Foes of the Harpers is an interesting one since it is really a "Foes of Good" sort of chapter. I mean yeah I could be a snarky little bitch and say there is a clear Black and White division here of all Harpers good, all that oppose them are bad. BUT I think that defeats the purpose of what this books is trying to present. All these foes are well funded, ingrained into their societies, and very powerful. The Harpers are a bunch of scrappy nobodies (for the most part) and certainly fighting an uphill battle that they will more than likely lose. But the battle is always fought. And I think that is important.

We get a couple of pages of Joining the Harpers. Some songs on Harper Ballads (no sheet music like Dragonlance), and finally a Monstrous Compendium page on a Spectral Harpist.

About the PDF and PoD

My PDF is rather clear, to be honest. The Print-on-Demand has the fuzziness common to scanned files, but it is not terrible and is still very readable. 

Code of the Hapers PoD

Sinéad, Nida, Arnell, Jaromir, and Rhiannon

My characters in the game I play in are headed East. I am sure they will run into some Harpers at some point, maybe they already have!

But for this I want to talk more about how the characters see the Harpers. Jaromir and Rhiannon are too involved with the idea of Rashemen to think about what the Harpers mean to them. Nida isn't really "good" (Alignment-wise) enough to join them and she has no desire to get killed for a lost cause.

That leaves Arnell and Sinéad. I can see Arnell wanting to join up, but as a cleric he would make a better ally than an operative.

The leaves my little half-elf bard/wizard Sinéad.

On paper, Sinéad would make for a great Harper. She is a bard, she plays the lute (ok, but there is no group out there called "The Luters"), and she has magic. I may have mentioned before that Sinéad is part of a long line of near-witch half-elf characters of mine who use music as the basis of their magic. Her spiritual "godmother," Heather, was built around the idea of what I thought a Harper or Spellsinger was. By all rights, Sinéad SHOULD be a Harper.

But I think here is where I exercise a bit of humility. 

Sinéad isn't going to be a Harper. She might have opinions about them, but like me, most of them are wrong.

Reading this book set me right on what the Harpers really are, not what I thought they were. 

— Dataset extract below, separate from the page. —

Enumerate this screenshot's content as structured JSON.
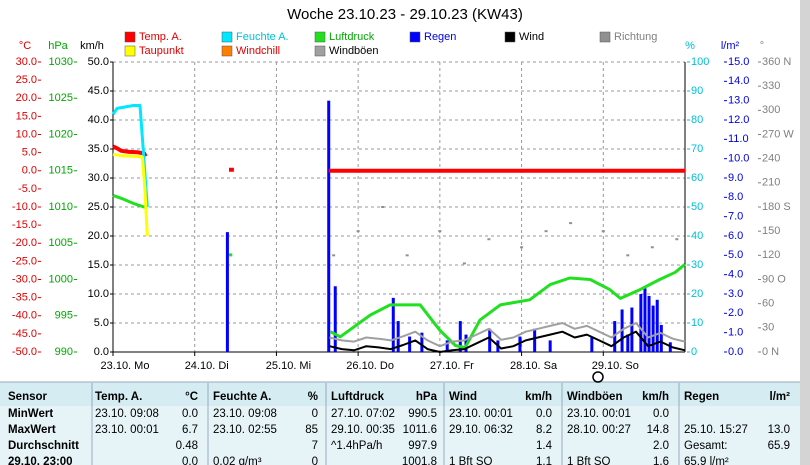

Following the examples set out by the Harpers themselves, I can't, in good conscience, have one of my new favorite characters just up and join them because I've decided I now know better. 

Maybe the Harpers are watching her. Maybe they think she might be a good recruit, or not. Either way, she will move on east with her merry band of misfits and lost children, and the Harpers will keep their eye on them. Besides, if nothing else, the Harpers are seen as loners. Sinéad and her group are very much "found family," even if Arnell and Sinéad still don't really get along all that much. Their togetherness is their purpose.

The Harpers have likely already tagged my witch NPC, Moria (in the Realms game I run), as "potential problem, keep watch on her." (Note to self, could I port a version of Moria over to Jackson??)

I have read and reviewed many Realms books since starting this project. This one has been one of the nicer surprises.